Salzgitter AG takes full control of Duisburg steel mill HKM, slashing 2,000 jobs and cutting CO2 by 90% with an electric arc furnace. Output drops to 2 million tonnes.
Salzgitter AG took full ownership of HKM, the Duisburg steel mill previously co-owned by thyssenkrupp Steel and Vallourec. Contracts were signed July 8. The share transfer closes later today. Integration into the Salzgitter Group starts immediately.
Salzgitter plans to install an electric arc furnace at the Duisburg site. The shift is designed to cut CO2 emissions from steel production by 90% over the long term. That transformation comes with heavy restructuring. The workforce at HKM will fall from roughly 3,000 to about 1,000. Crude steel output drops to 2 million metric tons per year from an unspecified current level. Without those job cuts, Salzgitter said it could not have completed the acquisition. The alternative was to shut down the integrated mill entirely.
“We took the time needed to negotiate with the co-shareholders to date regarding the continuation of HKM under our sole responsibility,” said Gunnar Groebler, CEO of Salzgitter AG. “Given the complexity of these discussions and the great significance of the outcome for the employees in Duisburg, exacting thoroughness clearly took precedence over speed in this process. We are pleased that we have now found a satisfactory solution for all parties involved.”
Groebler added: “With the acquisition of the shares held by our former co-shareholders, we are now in full responsibility at a historic steel industry site, which we aim to guide toward a sustainable future through a consistent focus on the green transition.”
The agreement ends a shared ownership structure that involved thyssenkrupp Steel and Vallourec. Marie Jaroni, CEO of thyssenkrupp Steel Europe AG, called the deal “an important milestone for everyone involved.” She said it allows thyssenkrupp to “consistently implement our strategic realignment: By concentrating production in northern Duisburg, we are sustainably raising capacity utilization, efficiency, and profitability.” The supply contract between HKM and thyssenkrupp Steel, originally set to run until the end of 2032, will now expire at the end of 2028.

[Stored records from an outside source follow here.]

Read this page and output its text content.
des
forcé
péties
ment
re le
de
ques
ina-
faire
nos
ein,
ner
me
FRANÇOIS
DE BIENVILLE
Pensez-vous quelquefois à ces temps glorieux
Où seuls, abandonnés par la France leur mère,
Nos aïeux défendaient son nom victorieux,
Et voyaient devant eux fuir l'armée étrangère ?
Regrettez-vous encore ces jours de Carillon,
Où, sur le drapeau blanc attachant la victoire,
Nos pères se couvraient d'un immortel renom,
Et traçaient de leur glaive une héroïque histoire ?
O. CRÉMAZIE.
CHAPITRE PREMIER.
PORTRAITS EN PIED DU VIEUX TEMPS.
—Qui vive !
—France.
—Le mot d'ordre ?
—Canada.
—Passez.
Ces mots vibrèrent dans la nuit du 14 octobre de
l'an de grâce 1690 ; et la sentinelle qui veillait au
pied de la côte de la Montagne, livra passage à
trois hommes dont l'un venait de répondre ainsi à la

Philippe Guillemont, CEO of Vallourec S.A., said the sale supports his company’s strategy of focusing on its core tubular products. “Vallourec had previously announced its intention to sell its minority stake in HKM in order to pursue a strategy focused on Vallourec's core business and key markets. We therefore welcome the agreement announced today by Salzgitter, which fully supports this goal, while at the same time, opening up new opportunities for HKM in the production of low-emission steel.”
The restructuring process is expected to run through 2028. HR chief Birgit Dietze said the cuts are “a difficult but necessary step” and that “the transformation can only succeed if employees and managers work together.” Dialogue with employee representatives remains central, she said.
Andreas Betzler, managing director of several Mannesmann tube subsidiaries, will join HKM’s management and report to Salzgitter’s executive board.
For the European steel market, the deal means a permanent capacity reduction at Duisburg and a shift away from integrated blast-furnace production toward electric arc furnace steelmaking. HKM’s output will fall by at least half once the new furnace runs. Adding HKM at 2 million tonnes to Salzgitter’s own crude steel production of 5.9 million tonnes in 2025 would bring group capacity to nearly 8 million tonnes annually. The net reduction from current HKM output – the mill produced around 4.5 million tonnes historically – tightens supply in a region already dealing with weak demand and import pressure.
The green transition angle is clear: electric arc furnaces powered by renewable electricity cut direct CO2 emissions by 80–90% compared with blast furnaces. Salzgitter’s SALCOS program is the broader framework. The social cost is explicit – two-thirds of the workforce gone.
The acquisition has cleared all shareholder and regulatory hurdles. The next milestone is construction of the arc furnace. Salzgitter will need to meet permitting timelines and secure power purchase agreements. The workforce reduction must proceed without legal disruption. If the job cuts face court challenges or union resistance, the transition timetable slips.
Steel demand could fall further if the European economy slows. Lower prices would pressure Salzgitter’s margins, making the arc furnace investment harder to justify. The early expiry of the thyssenkrupp supply contract removes one source of revenue for HKM in the transition years.
Salzgitter will quantify the impact of the HKM acquisition on revenue and earnings for fiscal 2026 when it publishes its half-year report on August 11, 2026.
The steel sector is undergoing similar transformations elsewhere. JSW Steel earlier reported a 3% rise in first-quarter output after completing a planned blast furnace shutdown – a reminder that production adjustments are common across the industry even without full ownership changes.
For traders tracking European steel supply, the key date is 2028, when HKM’s new furnace should be operational and the workforce reduction complete. The half-year report next month will give the first hard numbers on the deal’s financial effects.